The immediate hit from lost TV advertising isn't huge. Broadcast research group BIA counts around $263 million in annual local TV ad revenue in the hurricane region. In three markets—Mobile Ala.-Pensacola, Fla.; Biloxi-Gulfport, Miss., and Jackson, Miss.—combined revenues average $3 million a week. Obviously, ad sales dropped dramatically and will be slow for several weeks.
New Orleans is a different story. Seven of the eight stations in the market were knocked off the air, the exception being Belo Corp.'s WWL. According to BIA, ad sales normally run $110 million annually or $2 million weekly. But “normal” is suddenly a very alien word in the city. Clearly, business isn't going to come close to “as usual” for many months.
The extent of the physical damage to stations isn't clear because most companies could not reach their facilities. At WVUE, for example, executives by Thursday had managed only a flyby of their New Orleans tower. The condition of the station itself is a mystery.
Harris Nesbitt broadcasting analyst Lee Westerfield estimates that, worst case, a station with a news department would spend $20 million to rebuild from scratch; a news-free outlet would run $12 million-$15 million.
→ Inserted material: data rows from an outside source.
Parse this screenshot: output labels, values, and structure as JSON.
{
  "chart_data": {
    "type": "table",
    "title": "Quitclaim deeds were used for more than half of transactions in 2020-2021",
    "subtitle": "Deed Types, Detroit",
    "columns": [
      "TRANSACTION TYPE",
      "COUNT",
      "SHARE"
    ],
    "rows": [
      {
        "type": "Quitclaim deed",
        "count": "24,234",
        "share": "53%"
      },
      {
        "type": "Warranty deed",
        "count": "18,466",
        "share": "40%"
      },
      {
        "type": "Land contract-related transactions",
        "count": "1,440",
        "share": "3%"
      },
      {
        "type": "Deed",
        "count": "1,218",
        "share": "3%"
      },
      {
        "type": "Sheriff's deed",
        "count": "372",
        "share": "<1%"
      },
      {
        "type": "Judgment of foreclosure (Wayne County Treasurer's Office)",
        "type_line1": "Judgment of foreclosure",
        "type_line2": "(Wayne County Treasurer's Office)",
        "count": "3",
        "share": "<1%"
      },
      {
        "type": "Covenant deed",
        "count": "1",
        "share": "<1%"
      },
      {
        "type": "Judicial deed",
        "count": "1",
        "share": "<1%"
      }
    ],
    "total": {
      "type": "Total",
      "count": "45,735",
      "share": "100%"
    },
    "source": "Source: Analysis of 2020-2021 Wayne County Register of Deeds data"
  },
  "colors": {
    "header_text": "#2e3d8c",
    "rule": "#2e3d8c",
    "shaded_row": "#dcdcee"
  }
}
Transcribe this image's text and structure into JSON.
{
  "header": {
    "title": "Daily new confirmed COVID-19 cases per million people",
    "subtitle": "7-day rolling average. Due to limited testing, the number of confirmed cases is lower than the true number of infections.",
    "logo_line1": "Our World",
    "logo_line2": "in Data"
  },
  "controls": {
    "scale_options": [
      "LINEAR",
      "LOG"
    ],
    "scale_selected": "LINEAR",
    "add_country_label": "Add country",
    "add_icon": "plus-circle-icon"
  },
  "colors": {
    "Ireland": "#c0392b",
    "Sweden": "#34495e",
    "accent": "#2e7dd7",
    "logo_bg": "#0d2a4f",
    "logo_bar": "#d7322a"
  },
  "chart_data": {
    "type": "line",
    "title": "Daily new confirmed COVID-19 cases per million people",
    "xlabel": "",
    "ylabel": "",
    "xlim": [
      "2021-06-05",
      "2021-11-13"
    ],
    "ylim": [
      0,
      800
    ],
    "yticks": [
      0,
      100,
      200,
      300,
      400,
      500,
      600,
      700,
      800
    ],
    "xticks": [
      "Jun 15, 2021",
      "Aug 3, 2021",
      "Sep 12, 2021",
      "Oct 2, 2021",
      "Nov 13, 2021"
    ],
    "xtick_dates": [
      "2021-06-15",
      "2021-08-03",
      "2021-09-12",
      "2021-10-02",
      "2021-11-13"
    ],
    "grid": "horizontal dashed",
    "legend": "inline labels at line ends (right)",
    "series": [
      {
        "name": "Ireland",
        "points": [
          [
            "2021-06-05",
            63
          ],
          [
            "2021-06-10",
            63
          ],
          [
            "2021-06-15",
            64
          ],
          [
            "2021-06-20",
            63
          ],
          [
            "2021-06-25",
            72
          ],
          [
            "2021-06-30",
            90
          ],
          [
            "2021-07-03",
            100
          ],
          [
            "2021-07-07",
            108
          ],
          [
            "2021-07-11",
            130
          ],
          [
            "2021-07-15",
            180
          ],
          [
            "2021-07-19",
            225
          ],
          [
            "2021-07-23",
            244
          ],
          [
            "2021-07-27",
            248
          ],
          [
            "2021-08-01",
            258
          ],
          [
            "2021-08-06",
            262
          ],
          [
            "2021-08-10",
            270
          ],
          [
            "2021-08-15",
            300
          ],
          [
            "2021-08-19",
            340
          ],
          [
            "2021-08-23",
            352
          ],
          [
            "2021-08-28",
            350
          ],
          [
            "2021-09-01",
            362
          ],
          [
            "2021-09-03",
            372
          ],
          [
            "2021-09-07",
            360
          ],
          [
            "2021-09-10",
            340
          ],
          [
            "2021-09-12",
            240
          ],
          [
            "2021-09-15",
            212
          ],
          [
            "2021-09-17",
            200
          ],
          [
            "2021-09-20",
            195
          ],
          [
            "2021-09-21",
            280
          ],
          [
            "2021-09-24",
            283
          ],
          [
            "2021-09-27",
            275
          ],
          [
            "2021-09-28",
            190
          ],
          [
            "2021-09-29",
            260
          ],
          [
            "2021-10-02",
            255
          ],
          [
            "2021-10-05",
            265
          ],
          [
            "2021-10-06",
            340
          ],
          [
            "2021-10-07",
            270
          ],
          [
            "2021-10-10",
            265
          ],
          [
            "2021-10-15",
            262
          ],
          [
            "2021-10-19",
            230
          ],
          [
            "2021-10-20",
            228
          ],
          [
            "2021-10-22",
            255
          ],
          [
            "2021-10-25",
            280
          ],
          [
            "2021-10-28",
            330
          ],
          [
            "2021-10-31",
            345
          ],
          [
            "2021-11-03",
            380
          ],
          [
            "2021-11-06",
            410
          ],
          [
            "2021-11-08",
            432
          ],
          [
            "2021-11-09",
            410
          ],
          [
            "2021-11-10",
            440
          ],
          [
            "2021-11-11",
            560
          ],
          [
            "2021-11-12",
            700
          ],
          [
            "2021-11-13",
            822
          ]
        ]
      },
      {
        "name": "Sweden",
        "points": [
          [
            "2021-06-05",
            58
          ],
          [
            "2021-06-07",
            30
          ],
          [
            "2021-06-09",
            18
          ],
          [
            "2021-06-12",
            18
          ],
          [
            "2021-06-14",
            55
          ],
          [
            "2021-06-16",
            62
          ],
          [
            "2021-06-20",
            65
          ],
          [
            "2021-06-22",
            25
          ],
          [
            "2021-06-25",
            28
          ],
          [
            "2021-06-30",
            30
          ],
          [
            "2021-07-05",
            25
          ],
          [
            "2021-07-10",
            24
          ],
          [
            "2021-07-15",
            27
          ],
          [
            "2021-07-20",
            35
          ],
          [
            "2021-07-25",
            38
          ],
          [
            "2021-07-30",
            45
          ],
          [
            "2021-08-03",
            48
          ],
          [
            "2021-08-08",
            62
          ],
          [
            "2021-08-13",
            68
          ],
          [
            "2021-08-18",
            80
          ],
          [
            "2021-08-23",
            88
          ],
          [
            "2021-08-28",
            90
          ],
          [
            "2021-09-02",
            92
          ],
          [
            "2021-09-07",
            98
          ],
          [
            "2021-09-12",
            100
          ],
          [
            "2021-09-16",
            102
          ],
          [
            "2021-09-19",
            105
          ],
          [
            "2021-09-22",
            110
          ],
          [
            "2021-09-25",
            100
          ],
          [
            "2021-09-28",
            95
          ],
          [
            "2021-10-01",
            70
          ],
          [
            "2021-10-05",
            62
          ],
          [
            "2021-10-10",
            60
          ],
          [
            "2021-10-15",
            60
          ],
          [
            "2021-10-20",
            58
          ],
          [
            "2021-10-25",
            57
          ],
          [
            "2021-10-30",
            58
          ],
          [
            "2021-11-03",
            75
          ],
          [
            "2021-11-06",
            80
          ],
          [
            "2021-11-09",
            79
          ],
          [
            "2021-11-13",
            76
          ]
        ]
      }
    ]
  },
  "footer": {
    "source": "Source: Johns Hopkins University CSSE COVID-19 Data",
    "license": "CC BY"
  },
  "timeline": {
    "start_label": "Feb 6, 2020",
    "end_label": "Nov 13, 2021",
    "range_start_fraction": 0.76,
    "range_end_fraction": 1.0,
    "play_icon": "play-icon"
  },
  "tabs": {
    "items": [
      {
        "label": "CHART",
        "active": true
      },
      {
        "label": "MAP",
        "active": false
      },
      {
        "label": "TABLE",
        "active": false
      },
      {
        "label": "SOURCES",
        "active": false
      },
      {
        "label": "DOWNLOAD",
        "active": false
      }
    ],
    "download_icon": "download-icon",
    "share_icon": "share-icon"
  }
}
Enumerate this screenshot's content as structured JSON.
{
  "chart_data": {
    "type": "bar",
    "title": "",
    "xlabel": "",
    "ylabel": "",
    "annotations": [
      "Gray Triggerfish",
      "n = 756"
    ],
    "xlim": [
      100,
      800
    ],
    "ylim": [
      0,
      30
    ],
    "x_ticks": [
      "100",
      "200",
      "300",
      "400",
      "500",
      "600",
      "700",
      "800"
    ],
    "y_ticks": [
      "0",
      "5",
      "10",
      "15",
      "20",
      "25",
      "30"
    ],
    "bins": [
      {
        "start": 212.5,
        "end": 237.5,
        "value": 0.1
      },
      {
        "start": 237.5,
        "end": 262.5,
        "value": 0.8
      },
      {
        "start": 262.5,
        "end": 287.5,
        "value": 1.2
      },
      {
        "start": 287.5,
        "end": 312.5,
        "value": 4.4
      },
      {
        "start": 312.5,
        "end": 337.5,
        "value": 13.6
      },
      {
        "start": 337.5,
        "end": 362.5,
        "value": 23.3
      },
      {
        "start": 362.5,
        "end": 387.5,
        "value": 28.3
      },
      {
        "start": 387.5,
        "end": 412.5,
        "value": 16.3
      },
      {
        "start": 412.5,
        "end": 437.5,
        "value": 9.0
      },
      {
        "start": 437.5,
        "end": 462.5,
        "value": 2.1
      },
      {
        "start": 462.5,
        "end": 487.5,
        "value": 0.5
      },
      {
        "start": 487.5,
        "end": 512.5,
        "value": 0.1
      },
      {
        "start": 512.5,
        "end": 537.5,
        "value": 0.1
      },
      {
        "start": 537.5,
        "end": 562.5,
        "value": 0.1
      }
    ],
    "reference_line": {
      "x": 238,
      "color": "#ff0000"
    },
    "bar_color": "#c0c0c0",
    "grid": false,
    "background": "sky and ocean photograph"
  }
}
But no station seems to have sustained damage nearly that severe.
Because cable consists of a copper strand hung on poles on every street, repairs will be far more intricate and expensive. Both in the Gulf States and Florida, Katrina blew down trunks and “drops” to the homes of tens of thousands of subscribers. In South Florida, where Comcast and Adelphia dominate, crews expected to have systems almost completely restored by next week.
In Alabama, Mississippi and Georgia, costal towns served by Charter Communications, CableOne and Mediacom Communications suffered more-severe damage. CableOne's Might says Katrina ripped apart his Biloxi system and sent 4 feet of water into his Pascagoula headend, the critical home to a system's transmission gear.
But in areas farther from the hurricane's eye, 40%-70% of the outages are due to loss of electricity to either homes or cable equipment. The remaining outages can often be resolved by replacing fallen drops from utility poles to homes. Cost: $75-$100 per home, but that tab runs up fast with thousands involved.
Replacing a fiber trunk running along poles might cost $20,000 per mile in a rural or suburban area, but fallen fiber can frequently be rehung. Digging trenches for underground plant costs anywhere from $30,000 to $100,000 per mile.
Cable operators virtually always insure their central facilities, such as headends, call centers and microwave. They also buy business-interruption coverage, which typically replaces revenue lost from outages longer than 72 hours.
But says Tim Brun, specialist in cable and communications companies for broker Brown & Brown Insurance, the cost of coverage for overhead and underground wires is so expensive that few systems buy it. “The only place that you can get it done is Lloyd's of London. You're praying to God that there isn't a catastrophic loss.”
RUNNING ON AUTOPILOT
Cox says it insures its entire plant, including the wires. New Orleans executives obeyed orders to evacuate and headed to Baton Rouge, La., where the company owns another system.
None of the headends or central offices were flooded. In the dry part of the system, much of the coax and fiber lay on the ground in a tangle, snapped by winds or broken trees. But system Government Affairs VP Steve Sawyer was he was surprised by how much was still on poles.
The cable phone system was still operating, although phone customers could phone only other Cox customers.
Kroeger acknowledges that the company has an immense amount of work. But he firmly declares that Cox will completely restore the property. “You may hear some folks worrying about the future of New Orleans,” he says. “Without hesitation, I can say they will have as fine or a better telecommunications system as Cox provided in the past.”